Last month, the English translation of a book, Thomas Piketty’s Le Capital au XXIe siècle (Capital in the Twenty-First Century) was published. From the New York Times to The Economist, everyone seems to be gushing over the book, with the latter even starting an online chapter-by-chapter ‘read-along’ where readers and the magazine’s editors discuss the book. It hailed the author as no less than a “modern Marx”, though when in a later issue it pointed out that it meant Karl (and presumably not Groucho), it was clear that there was backpedalling in progress.
For such a long and complex book, the central idea is unambiguous. It says the increasing economic inequality globally is inherent in capitalism. The rate of return on wealth will tend to grow at a higher rate than income from wages, resulting in an ever-increasing concentration of wealth. Obviously, this won’t be much of a surprise to people of a certain ideological bent. However, what is distinctive about Piketty’s work is that it’s solidly grounded in 200 years worth of data on 30 countries.
His research says that higher growth acts as counterweight to increasing inequality, as freshly-generated income becomes relatively more important than returns on accumulated wealth. Basically, the T-shirt slogan edition of the book seems to be that capitalism causes inequality but higher growth fixes the problem.

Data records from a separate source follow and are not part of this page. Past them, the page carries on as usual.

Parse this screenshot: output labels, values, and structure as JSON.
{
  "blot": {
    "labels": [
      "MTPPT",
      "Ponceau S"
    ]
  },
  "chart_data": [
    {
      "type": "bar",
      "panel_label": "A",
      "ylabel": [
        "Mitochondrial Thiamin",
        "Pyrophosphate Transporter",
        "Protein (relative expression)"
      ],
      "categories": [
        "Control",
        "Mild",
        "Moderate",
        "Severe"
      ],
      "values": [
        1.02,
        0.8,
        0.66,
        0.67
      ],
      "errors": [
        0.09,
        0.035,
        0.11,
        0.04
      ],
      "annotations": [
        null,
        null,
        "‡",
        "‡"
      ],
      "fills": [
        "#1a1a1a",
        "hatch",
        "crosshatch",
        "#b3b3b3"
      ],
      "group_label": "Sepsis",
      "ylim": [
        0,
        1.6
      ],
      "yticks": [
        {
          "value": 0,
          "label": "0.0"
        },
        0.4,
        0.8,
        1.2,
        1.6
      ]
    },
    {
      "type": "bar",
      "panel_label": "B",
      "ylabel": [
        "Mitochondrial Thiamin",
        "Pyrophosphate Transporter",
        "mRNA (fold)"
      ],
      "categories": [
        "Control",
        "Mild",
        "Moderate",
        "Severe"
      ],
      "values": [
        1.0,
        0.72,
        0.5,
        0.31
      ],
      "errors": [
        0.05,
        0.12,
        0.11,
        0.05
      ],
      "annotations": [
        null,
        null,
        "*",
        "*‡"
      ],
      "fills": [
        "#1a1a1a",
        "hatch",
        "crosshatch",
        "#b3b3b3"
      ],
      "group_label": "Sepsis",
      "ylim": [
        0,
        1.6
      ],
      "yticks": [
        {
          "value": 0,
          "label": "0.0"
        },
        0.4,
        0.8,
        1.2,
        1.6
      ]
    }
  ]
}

Disappointingly, Piketty’s own cure for this problem is the standard socialist one. His recommendations for curing the ills of capitalism are high — even punitive — levels of taxation on wealth and redistribution. One would think the logical conclusion is to see high growth as the solution, but it isn’t so for Piketty. Why he thinks that ignoring growth and soaking the rich should work this time around is not clear. For a book rooted in empirical analysis, the last word comes from ideology, and a failed one at that.
For people like us, who are just trying to make, save and invest some money, there aren’t any real takeaways from Piketty’s tome. Or are there? It seems to me that the wealth versus wages issue also exists in our personal lives. When your income is growing faster, it matters less how much accumulated savings you have and what return you are making on them. However, when the times are not so good, the reverse is true. When you are done with a major part of your earning life, this effect will accumulate. If you have emphasised savings and investments and favoured investing in growth-oriented (equity-centric) assets rather than income-oriented ones, you’ll be wealthier. It’s a simple, and when you think about it, self-evidently true idea.
Of course, it will be your tough luck if by the time that you get rich, your government has accepted Piketty’s ideas and taken it all away in taxes. You can always spend your old age digging NREGA ditches and filling them up again.